Monday, May 14


So this Wednesday I am chipping in with a gig chiefly booked by Will and Keith of the loveable Joy Collective which will deliver varied and upstanding brands of noise. About a fortnight after that I have a punkier show headlined by terrific Boston, MA band FOREIGN OBJECTS. Then after that I probably won’t be doing many shows for a mighty long time. Most likely a Swn Festival bill of some kind, as I’ve done one every year so far and I got asked again, but to be really real, most imminently touring bands on my radar right now are either too big/pricey for my smalltime operation, more suited to promotion by someone else in Cardiff, or I just don’t rate them enough to feel like stressing out about doing a pop concert for them. This is always subject to change without notice, so anyone can still enquire about the possibility of Lesson No.1 gigs – it isn’t very likely at the moment, is all.

On which note I shall stop talking about myself and shine a firefly-sized light on the musical acts playing this thing. MXLX is the headliner. The flyer at the top looks almost tauntingly as if it says MXPX, who are a popular Christian ska-punk band, but it’s MXLX. He is a guy called Matt Loveridge who lives in Bristol, and this is only one of his noms de noise – you might know him as Team Brick, under which name he’s recorded and performed since maybe 2003. He was a right old mess in those first couple of years, if this writer recalls right: junky live electronics and random surreality, with the general feeling it was all being done on the hoof somewhat. Over time, he started listening to a lot of ‘ethnomusical’ (is that the correct term? An acceptable term?) records and teaching himself throat singing, which was/is really cool to watch/listen to, especially when put through a bunch of loopy modulatey FX.

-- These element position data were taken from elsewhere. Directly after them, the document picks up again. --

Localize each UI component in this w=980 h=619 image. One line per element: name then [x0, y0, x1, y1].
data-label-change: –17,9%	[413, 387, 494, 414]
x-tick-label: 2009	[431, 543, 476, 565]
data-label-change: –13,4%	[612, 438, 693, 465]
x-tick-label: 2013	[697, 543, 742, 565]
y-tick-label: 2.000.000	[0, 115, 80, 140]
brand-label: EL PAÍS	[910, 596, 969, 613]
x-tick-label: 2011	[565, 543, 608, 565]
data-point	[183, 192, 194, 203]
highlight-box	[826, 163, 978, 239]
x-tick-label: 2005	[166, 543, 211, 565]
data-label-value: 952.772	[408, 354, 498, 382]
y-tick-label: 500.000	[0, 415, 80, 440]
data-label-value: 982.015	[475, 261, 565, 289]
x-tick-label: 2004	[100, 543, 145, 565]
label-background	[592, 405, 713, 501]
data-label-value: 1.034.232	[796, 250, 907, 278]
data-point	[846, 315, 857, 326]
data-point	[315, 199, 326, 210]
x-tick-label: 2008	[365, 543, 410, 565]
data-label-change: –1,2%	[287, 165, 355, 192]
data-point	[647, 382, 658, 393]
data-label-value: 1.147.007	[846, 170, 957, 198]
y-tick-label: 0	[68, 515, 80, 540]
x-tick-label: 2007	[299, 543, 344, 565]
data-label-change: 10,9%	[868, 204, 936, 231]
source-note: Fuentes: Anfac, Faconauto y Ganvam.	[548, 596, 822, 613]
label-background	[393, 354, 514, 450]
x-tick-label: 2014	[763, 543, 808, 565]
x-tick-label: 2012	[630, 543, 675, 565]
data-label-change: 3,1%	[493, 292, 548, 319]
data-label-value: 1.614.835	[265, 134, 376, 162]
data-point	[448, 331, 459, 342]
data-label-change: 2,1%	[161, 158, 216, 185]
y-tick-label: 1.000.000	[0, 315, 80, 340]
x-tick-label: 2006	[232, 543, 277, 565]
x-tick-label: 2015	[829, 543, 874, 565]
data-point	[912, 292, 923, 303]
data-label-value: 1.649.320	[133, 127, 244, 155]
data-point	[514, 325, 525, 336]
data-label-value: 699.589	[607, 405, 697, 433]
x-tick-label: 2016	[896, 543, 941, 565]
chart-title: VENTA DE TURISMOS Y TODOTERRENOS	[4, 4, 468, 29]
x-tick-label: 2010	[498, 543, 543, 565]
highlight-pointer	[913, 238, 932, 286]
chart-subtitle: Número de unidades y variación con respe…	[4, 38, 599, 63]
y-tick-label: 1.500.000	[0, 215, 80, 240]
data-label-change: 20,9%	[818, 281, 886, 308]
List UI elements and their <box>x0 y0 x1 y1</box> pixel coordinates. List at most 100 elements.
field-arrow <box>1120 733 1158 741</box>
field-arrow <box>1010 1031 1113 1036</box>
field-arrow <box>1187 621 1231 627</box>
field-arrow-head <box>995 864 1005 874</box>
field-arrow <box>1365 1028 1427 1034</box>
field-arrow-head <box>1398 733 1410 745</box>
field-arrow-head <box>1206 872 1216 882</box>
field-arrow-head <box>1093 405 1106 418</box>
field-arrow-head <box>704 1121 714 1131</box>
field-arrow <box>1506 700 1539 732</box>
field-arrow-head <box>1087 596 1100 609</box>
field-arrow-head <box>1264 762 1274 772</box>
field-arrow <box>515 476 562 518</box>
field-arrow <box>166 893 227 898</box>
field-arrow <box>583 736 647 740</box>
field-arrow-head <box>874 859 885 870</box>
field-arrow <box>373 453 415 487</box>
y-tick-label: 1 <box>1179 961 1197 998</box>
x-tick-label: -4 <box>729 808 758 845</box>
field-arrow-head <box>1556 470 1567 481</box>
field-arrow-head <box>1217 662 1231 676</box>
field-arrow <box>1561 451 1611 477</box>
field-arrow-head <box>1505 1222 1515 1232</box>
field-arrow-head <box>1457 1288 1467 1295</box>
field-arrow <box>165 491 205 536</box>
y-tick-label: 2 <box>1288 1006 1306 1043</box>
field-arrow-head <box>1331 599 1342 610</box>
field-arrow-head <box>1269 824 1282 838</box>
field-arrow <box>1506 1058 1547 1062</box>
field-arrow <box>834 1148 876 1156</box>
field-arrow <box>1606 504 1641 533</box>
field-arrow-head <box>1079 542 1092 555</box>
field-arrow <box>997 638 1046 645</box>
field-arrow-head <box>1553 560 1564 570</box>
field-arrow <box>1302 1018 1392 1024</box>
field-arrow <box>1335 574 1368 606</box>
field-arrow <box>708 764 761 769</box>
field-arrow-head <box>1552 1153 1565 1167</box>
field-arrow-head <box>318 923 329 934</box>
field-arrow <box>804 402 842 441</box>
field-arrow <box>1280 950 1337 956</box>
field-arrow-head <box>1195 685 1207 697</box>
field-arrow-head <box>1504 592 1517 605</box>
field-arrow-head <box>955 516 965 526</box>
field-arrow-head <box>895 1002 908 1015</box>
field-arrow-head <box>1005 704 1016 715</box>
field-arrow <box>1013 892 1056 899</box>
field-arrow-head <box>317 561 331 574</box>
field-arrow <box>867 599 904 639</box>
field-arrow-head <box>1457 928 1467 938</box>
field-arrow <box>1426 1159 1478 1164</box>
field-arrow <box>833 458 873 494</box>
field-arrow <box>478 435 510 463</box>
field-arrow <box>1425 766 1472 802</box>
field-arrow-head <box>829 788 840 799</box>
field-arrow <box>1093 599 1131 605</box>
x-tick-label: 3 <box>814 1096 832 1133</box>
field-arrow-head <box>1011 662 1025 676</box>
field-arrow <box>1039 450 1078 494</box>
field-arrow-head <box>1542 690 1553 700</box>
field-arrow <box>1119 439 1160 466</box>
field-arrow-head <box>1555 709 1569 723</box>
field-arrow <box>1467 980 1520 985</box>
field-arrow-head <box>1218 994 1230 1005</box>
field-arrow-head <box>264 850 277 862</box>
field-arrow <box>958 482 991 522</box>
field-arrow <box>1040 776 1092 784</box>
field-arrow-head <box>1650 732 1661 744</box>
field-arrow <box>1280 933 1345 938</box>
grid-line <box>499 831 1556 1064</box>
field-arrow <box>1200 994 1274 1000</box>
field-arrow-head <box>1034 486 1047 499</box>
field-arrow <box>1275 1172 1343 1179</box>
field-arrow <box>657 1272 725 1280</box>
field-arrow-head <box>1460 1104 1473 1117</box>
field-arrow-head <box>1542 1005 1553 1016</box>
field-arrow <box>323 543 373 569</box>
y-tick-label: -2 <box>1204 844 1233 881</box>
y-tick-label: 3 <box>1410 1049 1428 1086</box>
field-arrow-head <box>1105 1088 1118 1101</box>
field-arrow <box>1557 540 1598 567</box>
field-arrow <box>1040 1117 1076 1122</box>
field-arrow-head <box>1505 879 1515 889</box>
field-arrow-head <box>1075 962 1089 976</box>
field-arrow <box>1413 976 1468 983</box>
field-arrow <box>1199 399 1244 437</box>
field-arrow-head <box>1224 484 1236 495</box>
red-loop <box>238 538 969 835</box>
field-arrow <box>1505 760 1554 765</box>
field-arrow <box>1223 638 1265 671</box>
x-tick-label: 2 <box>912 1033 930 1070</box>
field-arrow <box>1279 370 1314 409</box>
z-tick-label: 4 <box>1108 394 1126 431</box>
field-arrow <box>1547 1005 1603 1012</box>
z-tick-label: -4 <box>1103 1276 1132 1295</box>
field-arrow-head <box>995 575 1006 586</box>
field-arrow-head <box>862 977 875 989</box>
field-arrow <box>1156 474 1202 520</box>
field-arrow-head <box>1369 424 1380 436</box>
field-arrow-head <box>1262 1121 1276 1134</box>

Matt’s virtuosity and uniqueness was picked up on by many in Bristol especially, the highest profile being Geoff Barrow of Portishead, and the two play together in the Kraut/prog trio BEAK>, one of Barrow’s projects during Portishead downtime. Despite this raising of his profile, Matt has continued to furnish micro-labels with music for short-run CDRs and tapes – as Team Brick, Fairhorns, Gnar Hest, Klad Hest, Knife Library and MXLX. In this latter mode, he seems to favour long pieces which approach transcendentalism and employ intense, ecclesiastical drones and scarcely shifting motifs. I seriously can’t get enough of ‘8’, the 42-minute chongout on his Bandcamp (linked above). If he pulls out something like that on Wednesday I’ll be stoked.

It will likely be an extremely jarring shift from what WOOLF are going to deliver, but Woolf are kinda jarring by design. When I booked them for this gig and told them about the rest of the bill, Colette from the band informed me that she put Team Brick on in Cardiff back in 2006, before she moved to London. Which was cool because that show was nutty (Gay Against You made a mess by throwing polystyrene everywhere), and because I had an inkling it was her that promoted it, but wasn’t sure, and didn’t want to ask cos I’d look weird. This will be Woolf’s first gig in Cardiff, and they will have copies of their 13-minute album (you may lean towards ‘EP’ here) ‘The Right Way To Play’. Released on the heroic La Vida Es En Mus label, it promises to be wickedly scratchy, itchy, practically deconstructed punk primitivism indebted to riot grrrl, especially its least rockist enclaves. The Woolf songs out there thus far (their side of a split 7” with Trash Kit and a couple of other online tracks, basically) remind me of no-one more than Skinned Teen, although Woolf aren’t 16 years old and so have different concerns.

Woolf have done a really nice poster for the UK tour, listing all the bands they’re playing with and all. It occurred to me that maybe they’re expecting ‘Brandyman DJs’ to be actual DJs who like scratch and beatmatch and that, as opposed to Ben and DC from the band Brandyman putting CDs on one after the other, which is what it will be. They will choose wisely, though, on account of their fine musical taste. Also on the bill is STACKING CHAIRS, a solo project (with occasional help) of Casey Raymond. Casey is known (to those who know) for creating weird videos for singles by pop bands large and small; he also likes to make wonky DIY noise out of keyboards, loops and contact mic’d household objects.

‘Weak-Beat And Noodles’, the first Stacking Chairs album – purchasable on the link above – reminds me of the Skaters’ tape-damaged gloop, V/VM’s assault on pop culture and the plunderphonic prototypes of John Oswald (and ‘Revolution No.9’, I guess). You won’t see much like it round here too often, so treasure these small gifts. Starts at 8pm, finishes at 11pm, fiver on the door.